Transactional Messaging
This section provides a detailed walkthrough of transactional messaging using the Kafka Java Client for Oracle Database Transactional Event Queues. You’ll learn how to run, commit, and abort database transactions while using Kafka producers and consumers for transactional messaging.
Kafka Example
The KafkaProducer and KafkaConsumer classes implemented by the Kafka Java Client for Oracle Transactional Event Queues provide functionality for transactional messaging, allowing developers to run database queries within a produce or consume transaction.

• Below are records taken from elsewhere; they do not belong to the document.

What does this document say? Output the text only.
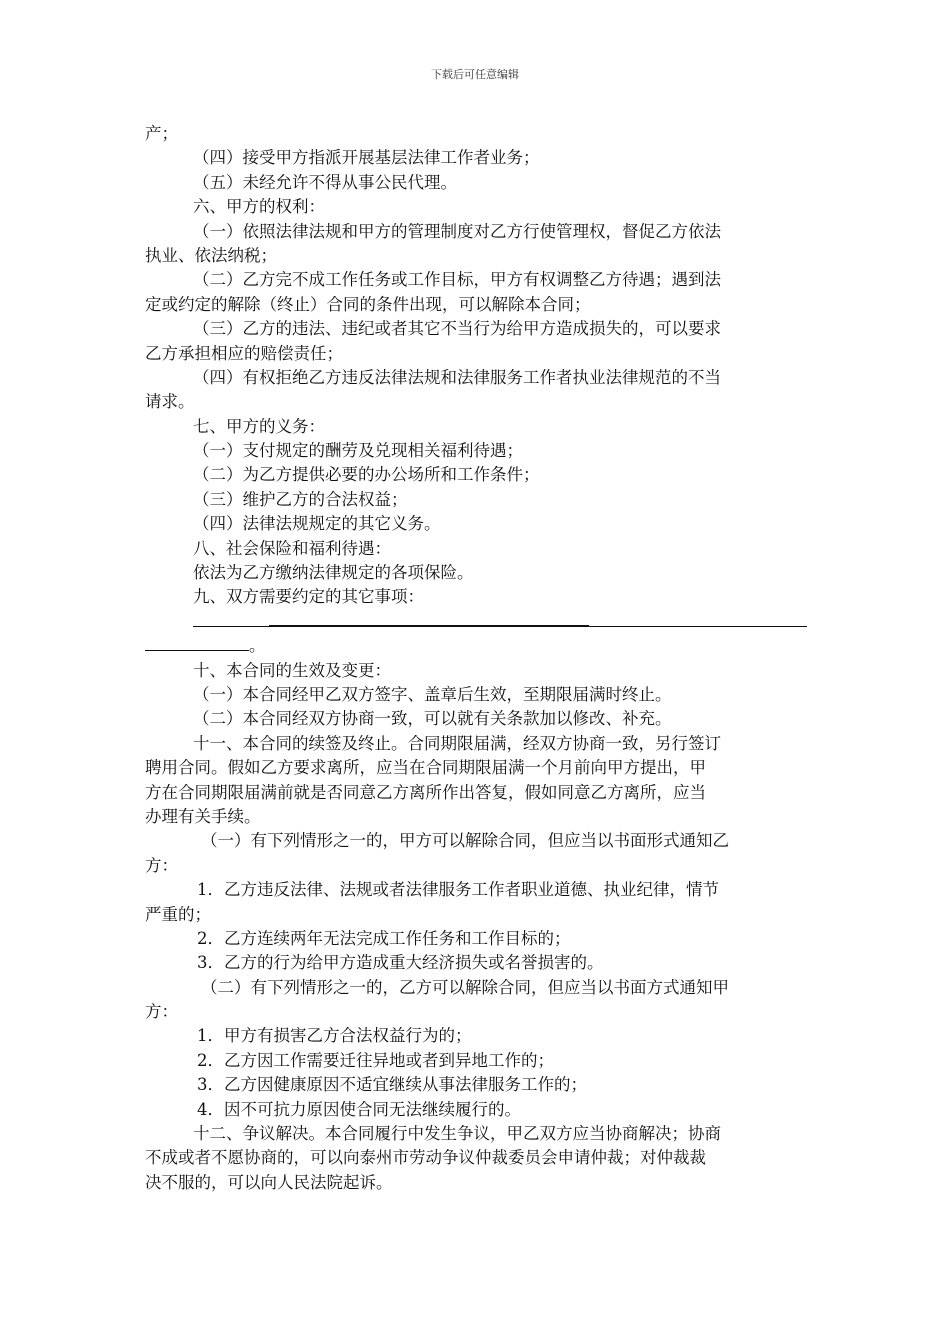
下载后可任意编辑
产；
（四）接受甲方指派开展基层法律工作者业务；
（五）未经允许不得从事公民代理。
六、甲方的权利：
（一）依照法律法规和甲方的管理制度对乙方行使管理权，督促乙方依法
执业、依法纳税；
（二）乙方完不成工作任务或工作目标，甲方有权调整乙方待遇；遇到法
定或约定的解除（终止）合同的条件出现，可以解除本合同；
（三）乙方的违法、违纪或者其它不当行为给甲方造成损失的，可以要求
乙方承担相应的赔偿责任；
（四）有权拒绝乙方违反法律法规和法律服务工作者执业法律规范的不当
请求。
七、甲方的义务：
（一）支付规定的酬劳及兑现相关福利待遇；
（二）为乙方提供必要的办公场所和工作条件；
（三）维护乙方的合法权益；
（四）法律法规规定的其它义务。
八、社会保险和福利待遇：
依法为乙方缴纳法律规定的各项保险。
九、双方需要约定的其它事项：
。
十、本合同的生效及变更：
（一）本合同经甲乙双方签字、盖章后生效，至期限届满时终止。
（二）本合同经双方协商一致，可以就有关条款加以修改、补充。
十一、本合同的续签及终止。合同期限届满，经双方协商一致，另行签订
聘用合同。假如乙方要求离所，应当在合同期限届满一个月前向甲方提出，甲
方在合同期限届满前就是否同意乙方离所作出答复，假如同意乙方离所，应当
办理有关手续。
（一）有下列情形之一的，甲方可以解除合同，但应当以书面形式通知乙
方：
1．乙方违反法律、法规或者法律服务工作者职业道德、执业纪律，情节
严重的；
2．乙方连续两年无法完成工作任务和工作目标的；
3．乙方的行为给甲方造成重大经济损失或名誉损害的。
（二）有下列情形之一的，乙方可以解除合同，但应当以书面方式通知甲
方：
1．甲方有损害乙方合法权益行为的；
2．乙方因工作需要迁往异地或者到异地工作的；
3．乙方因健康原因不适宜继续从事法律服务工作的；
4．因不可抗力原因使合同无法继续履行的。
十二、争议解决。本合同履行中发生争议，甲乙双方应当协商解决；协商
不成或者不愿协商的，可以向泰州市劳动争议仲裁委员会申请仲裁；对仲裁裁
决不服的，可以向人民法院起诉。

Transactional Messaging ensures atomicity between messaging processing and the database, ensuring that if a message is produced the corresponding database operation also commits or is rolled back in case of failure.
Transactional Produce
To configure a transactional producer, configure the org.oracle.okafka.clients.producer.KafkaProducer
class with the oracle.transactional.producer=true
property.
Once the producer instance is created, initialize the producer for transactional management using the producer.initTransactions()
method.
Properties props = new Properties();
// Use your database service name
props.put("oracle.service.name", "freepdb1");
// Choose PLAINTEXT or SSL as appropriate for your database connection
props.put("security.protocol", "SSL");
// Your database server
props.put("bootstrap.servers", "my-db-server");
// Path to directory containing ojdbc.properties
// If using Oracle Wallet, this directory must contain the unzipped wallet (such as in sqlnet.ora)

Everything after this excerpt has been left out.